Hell, the Nazis even knew how to do it and they openly called everyone else in the world inferior animals - not the best diplomats were the Nazis. The British STILL have foreign regiments - as do the French, for Pete's sake.
Even before the Sunni thing, we had hired ourself an army of "contractor" mercenaries bigger than most countries' - and we didn't even try to hire on the cheap. How many Africans could we get? Indians? Indonesians? How many Ukrainians, Byelorussians, Czechs, Romanians? Mexicans? We could probably field a hundred-thousand man army comprised only of military-trained Mexican nationals currently living in the United States.
If anybody thinks he wants to see resource wars, I would bid him think again.

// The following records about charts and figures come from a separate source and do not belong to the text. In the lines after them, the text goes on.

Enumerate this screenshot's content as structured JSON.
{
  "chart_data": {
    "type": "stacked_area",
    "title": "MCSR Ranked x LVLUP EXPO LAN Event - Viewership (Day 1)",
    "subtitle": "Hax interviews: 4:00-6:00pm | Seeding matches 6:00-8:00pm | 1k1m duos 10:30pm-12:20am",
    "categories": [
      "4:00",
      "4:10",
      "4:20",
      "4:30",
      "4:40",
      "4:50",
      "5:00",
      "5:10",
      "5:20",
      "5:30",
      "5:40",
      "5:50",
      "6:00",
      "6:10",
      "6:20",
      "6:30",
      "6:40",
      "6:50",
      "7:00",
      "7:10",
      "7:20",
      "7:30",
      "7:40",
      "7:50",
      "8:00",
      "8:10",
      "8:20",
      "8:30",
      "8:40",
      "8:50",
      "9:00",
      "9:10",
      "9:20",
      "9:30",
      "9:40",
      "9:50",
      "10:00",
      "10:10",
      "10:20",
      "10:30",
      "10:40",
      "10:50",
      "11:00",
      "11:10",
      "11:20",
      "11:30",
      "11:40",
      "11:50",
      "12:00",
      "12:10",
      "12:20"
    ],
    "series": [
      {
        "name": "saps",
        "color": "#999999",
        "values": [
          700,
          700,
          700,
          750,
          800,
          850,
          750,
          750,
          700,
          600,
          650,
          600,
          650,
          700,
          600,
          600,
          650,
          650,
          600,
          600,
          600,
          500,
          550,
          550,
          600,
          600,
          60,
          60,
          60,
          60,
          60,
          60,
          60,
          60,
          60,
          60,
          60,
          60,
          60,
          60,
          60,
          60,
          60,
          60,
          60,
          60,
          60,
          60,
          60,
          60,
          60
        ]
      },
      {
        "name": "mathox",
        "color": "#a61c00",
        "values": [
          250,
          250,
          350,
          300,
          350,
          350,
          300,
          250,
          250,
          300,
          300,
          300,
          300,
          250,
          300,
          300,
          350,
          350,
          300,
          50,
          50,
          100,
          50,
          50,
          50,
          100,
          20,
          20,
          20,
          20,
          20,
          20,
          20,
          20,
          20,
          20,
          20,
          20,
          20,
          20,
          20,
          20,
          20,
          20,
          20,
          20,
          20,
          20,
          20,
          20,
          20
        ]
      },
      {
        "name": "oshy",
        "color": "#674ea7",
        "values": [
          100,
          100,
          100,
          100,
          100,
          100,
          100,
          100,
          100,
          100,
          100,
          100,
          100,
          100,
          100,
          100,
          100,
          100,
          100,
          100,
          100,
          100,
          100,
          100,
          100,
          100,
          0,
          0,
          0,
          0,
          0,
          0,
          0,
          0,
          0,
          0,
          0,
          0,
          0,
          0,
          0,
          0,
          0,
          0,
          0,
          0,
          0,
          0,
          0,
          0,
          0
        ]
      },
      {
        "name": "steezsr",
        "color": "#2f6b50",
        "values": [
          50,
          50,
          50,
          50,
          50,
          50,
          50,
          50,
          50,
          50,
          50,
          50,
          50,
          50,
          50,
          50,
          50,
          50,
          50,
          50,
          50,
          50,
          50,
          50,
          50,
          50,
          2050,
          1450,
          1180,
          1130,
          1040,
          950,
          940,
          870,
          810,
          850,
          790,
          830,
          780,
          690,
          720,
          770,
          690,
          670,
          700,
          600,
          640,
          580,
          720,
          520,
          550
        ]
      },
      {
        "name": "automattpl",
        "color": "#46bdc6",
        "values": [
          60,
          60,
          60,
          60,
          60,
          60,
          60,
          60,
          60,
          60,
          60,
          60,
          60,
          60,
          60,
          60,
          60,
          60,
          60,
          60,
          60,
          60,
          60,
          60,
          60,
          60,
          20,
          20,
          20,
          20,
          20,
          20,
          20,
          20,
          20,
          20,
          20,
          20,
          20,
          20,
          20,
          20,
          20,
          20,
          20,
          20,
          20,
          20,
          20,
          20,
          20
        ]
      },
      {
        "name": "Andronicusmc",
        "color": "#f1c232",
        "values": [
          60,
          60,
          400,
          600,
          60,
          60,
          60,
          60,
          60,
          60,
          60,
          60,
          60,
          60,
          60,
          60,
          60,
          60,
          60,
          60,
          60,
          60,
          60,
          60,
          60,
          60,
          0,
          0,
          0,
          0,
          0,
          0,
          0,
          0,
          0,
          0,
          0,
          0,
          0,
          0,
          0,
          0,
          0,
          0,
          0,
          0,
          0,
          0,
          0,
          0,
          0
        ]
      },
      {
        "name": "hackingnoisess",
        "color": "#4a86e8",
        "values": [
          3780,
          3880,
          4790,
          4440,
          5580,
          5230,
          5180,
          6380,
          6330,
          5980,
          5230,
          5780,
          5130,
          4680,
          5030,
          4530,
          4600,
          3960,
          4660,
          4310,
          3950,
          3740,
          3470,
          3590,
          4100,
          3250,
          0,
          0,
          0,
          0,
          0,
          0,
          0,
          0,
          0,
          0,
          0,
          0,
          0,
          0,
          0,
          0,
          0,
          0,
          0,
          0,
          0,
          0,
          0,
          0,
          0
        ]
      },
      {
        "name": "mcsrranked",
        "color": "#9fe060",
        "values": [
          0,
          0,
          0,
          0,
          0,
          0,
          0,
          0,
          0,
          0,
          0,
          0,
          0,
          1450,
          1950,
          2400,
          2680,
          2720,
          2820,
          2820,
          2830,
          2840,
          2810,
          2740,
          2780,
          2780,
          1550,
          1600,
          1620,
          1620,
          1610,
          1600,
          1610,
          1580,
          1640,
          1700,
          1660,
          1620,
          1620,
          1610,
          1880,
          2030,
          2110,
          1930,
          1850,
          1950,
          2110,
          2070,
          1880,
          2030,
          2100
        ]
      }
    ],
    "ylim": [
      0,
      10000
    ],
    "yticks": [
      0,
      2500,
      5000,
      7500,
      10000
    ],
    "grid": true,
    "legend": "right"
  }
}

On Tue, Aug 12, 2008 at 11:32 AM, Eric <rayrena at realtime.net> wrote:
>> Thanks, good stuff.
>>
>> Very reasonable.
>
> I suppose, if reasonableness is your thing. Sometimes evenhandedness means
> not saying anything, though.
>
>> > We don't need a new Cold War with Russia, which still has a couple of
>> > thousand nuclear weapons that can hit our shores in 15 minutes.
>
> The thing I've noticed is that there seems to be a general consensus --
> shared by pwogs like Rothschild, commenters at Lenin's Tomb, and neocons
> like Kagan -- that the Georgia-Russia war means the geopolitics and
> resource-wars are back. Accepting for the moment that they were ever gone,
> this realization of this fact seems to come with relief. Now everyone can
> return to quoting Lenin and Chomsky and talk about world politics as if it
> were all a question of analyzing the relations between states, especially
> the two major poles, and figuring out where the clients play into it. The
> cold war's back, and it feels good.